Le Parlement britannique a adopté samedi en urgence une loi permettant au gouvernement de prendre le contrôle des deux derniers hauts fourneaux du pays menacés de fermeture imminente par leur propriétaire chinois.

Le texte, qui faisait l’objet d’un vaste consensus, a été adopté en quelques heures par les deux chambres qui avaient dû exceptionnellement rentrer de vacances et siéger un samedi. Il doit désormais recevoir l’assentiment royal, une formalité.

Cette convocation du parlement témoignait du caractère « unique » et « exceptionnel » de la situation, selon le ministre du Commerce Jonathan Reynolds. Quelque 2 700 emplois sont en jeu.

La nationalisation, une « option probable »

La loi adoptée permet au gouvernement de maintenir l’activité sur le site de Scunthorpe (nord de l’Angleterre), propriété du chinois Jingye, en forçant British Steel à la poursuite de l’activité sous peine de sanctions.

Après son approbation, le Premier ministre Keir Starmer a déclaré que son administration « tournait la page d’une décennie de déclin » et « agissait pour protéger les emplois de milliers de travailleurs ».

Il a insisté sur le fait que « toutes les options sont sur la table pour assurer l’avenir de l’industrie », après que Jonathan Reynolds a indiqué que la nationalisation restait « sur la table » et était une « option probable ».

Le ministre du Commerce a toutefois souligné que le gouvernement ne pourra « pas financer à long terme la transformation de l’entreprise ». La valeur économique de l’usine est « proche de zéro », a-t-il dit.

Plus de 800 000 € de pertes chaque jour

British Steel, qui emploie 3 500 personnes en Angleterre, a annoncé fin mars son intention de fermer début juin ses deux hauts fourneaux, ses opérations de fabrication d’acier et de réduire la capacité du laminoir à acier de Scunthorpe.

L’entreprise qui dit avoir investi depuis 2020 plus de 1,2 milliard de livres sterling sur ses sites, a fait valoir que ces deux hauts fourneaux, les derniers d’Angleterre, ne sont plus rentables.

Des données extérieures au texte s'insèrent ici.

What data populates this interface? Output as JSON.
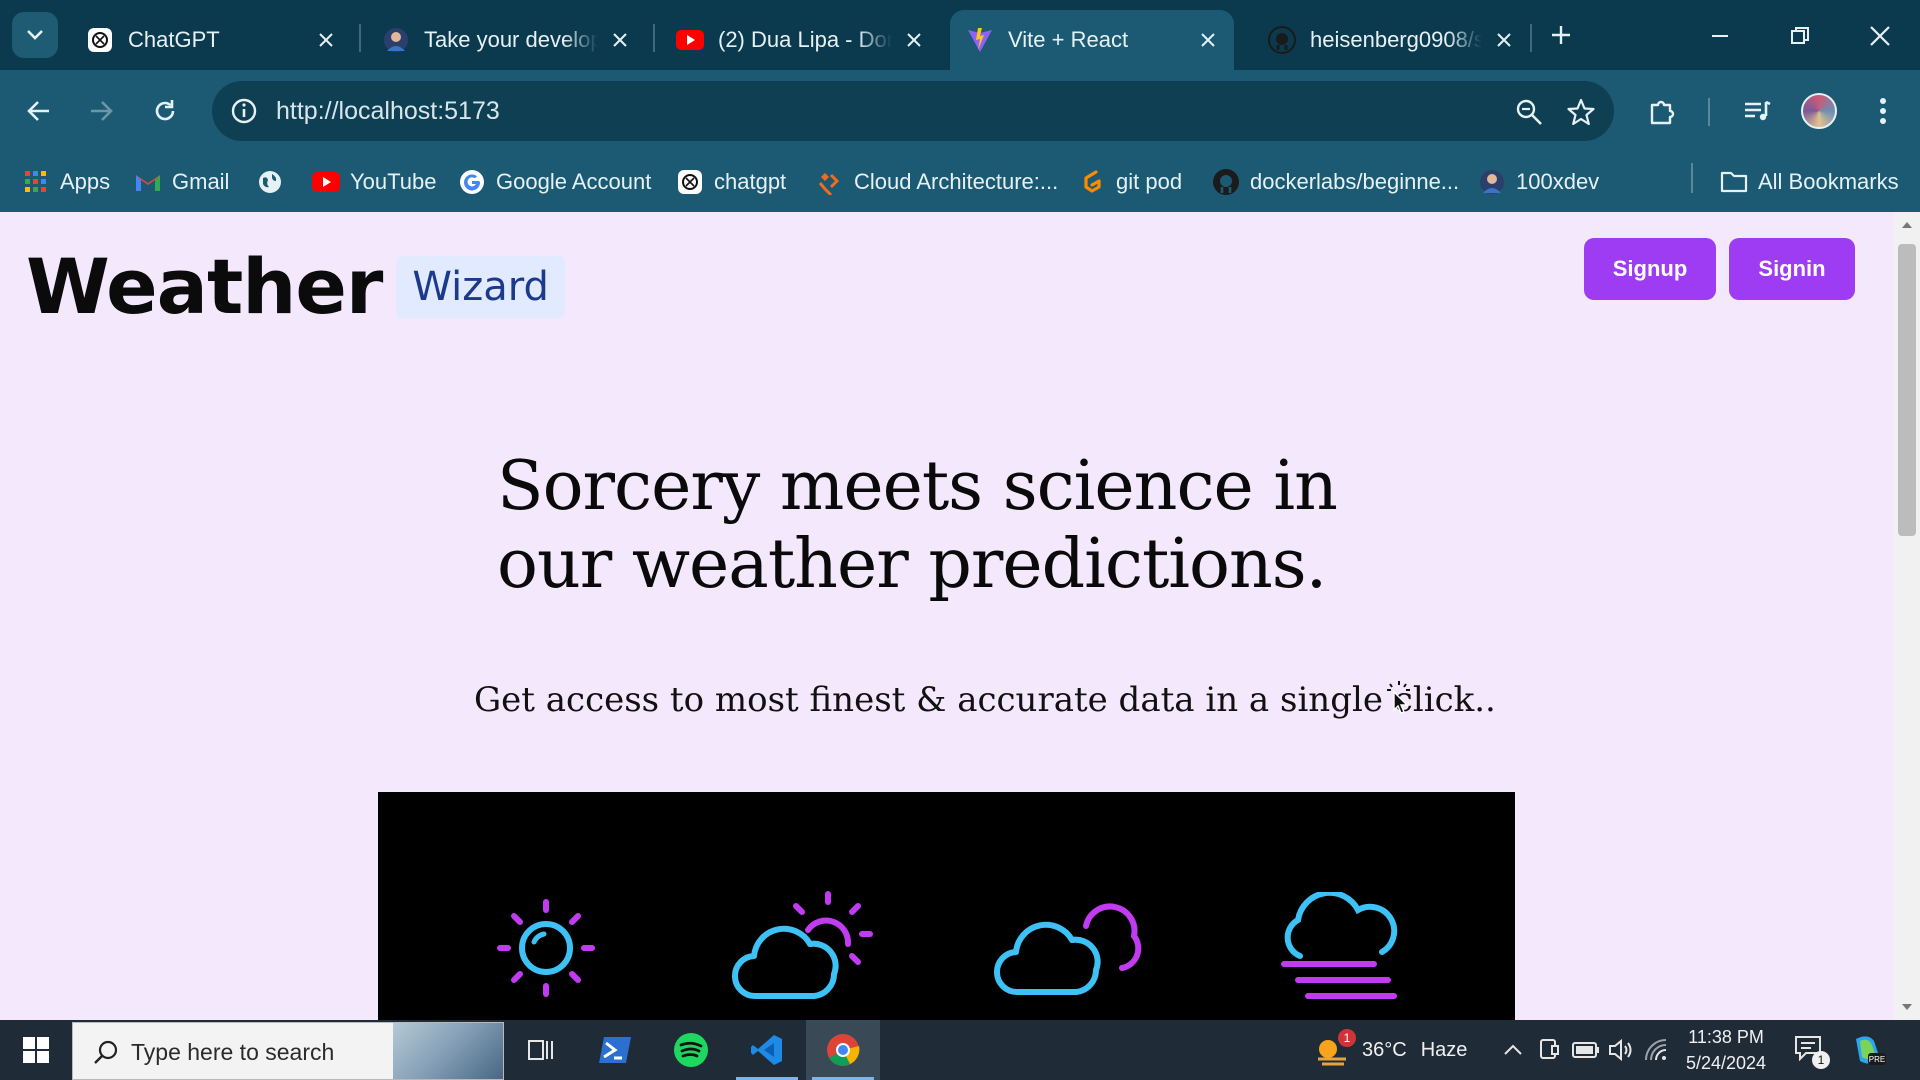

Elle affirme perdre 700 000 livres (814 000 €) par jour.

Selon Jonathan Reynolds, les négociations entamées depuis plusieurs mois n’ont rien donné. « Bien que notre offre à Jingye ait été substantielle, ils voulaient beaucoup plus », a-t-il déclaré, ajoutant que le gouvernement avait notamment proposé « d’acheter des matières premières (…) pour maintenir les hauts fourneaux pendant un certain temps ».

Jingye réclamait « des centaines de millions de livres », avec le risque que ces millions et d’autres actifs soient transférés en Chine, a-t-il ajouté.

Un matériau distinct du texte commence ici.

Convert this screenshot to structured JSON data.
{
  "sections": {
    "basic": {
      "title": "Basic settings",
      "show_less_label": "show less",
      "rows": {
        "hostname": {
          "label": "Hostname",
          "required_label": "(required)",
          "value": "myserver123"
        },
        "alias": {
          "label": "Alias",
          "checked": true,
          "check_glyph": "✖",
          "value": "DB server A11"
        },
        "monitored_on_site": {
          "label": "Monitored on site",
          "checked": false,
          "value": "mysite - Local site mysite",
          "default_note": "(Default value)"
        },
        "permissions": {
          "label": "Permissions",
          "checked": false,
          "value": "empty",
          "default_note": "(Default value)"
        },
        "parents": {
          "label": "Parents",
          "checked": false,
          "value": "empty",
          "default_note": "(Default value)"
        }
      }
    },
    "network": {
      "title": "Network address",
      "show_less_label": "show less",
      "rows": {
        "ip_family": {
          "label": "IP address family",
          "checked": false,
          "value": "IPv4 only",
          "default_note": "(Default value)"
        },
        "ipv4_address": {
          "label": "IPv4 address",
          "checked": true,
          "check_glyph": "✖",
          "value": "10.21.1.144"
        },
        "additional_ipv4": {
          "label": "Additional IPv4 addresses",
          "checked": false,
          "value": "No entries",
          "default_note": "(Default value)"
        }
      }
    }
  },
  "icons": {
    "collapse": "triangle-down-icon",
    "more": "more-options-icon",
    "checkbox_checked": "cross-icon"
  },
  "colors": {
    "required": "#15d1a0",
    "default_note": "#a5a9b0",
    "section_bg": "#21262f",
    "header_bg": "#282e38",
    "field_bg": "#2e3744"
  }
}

« Au cours des derniers jours, il est devenu clair que l’intention de Jingye était de refuser d’acheter suffisamment de matières premières pour maintenir les hauts fourneaux en fonctionnement », a-t-il ajouté, dénonçant son but de « fermer de manière irrévocable et unilatérale ».

Critiques des conservateurs

Le parti conservateur a accusé le gouvernement d’avoir fait capoter les négociations avec l’entreprise chinoise. Leur cheffe de file, Kemi Badenoch, qui a été ministre du Commerce sous le précédent gouvernement, a accusé les travaillistes d’avoir « bousillé » un projet d’accord, qu’elle affirme avoir en son temps négocié.

La secrétaire d’État à l’Industrie, Sarah Jones a assuré samedi matin sur la chaîne Sky News que la prise de contrôle de l’État ne serait pas financée par des hausses d’impôts. Le gouvernement compte piocher dans un fonds de 2,5 milliards de livres (2,8 milliards d’euros) spécialement créé pour soutenir le secteur.

La menace de fermeture des derniers hauts fourneaux a ravivé le traumatisme de la fermeture, en septembre 2024, de la plus grande aciérie du Royaume-Uni, à Port-Talbot au pays de Galles, avec la perte de 2 800 emplois.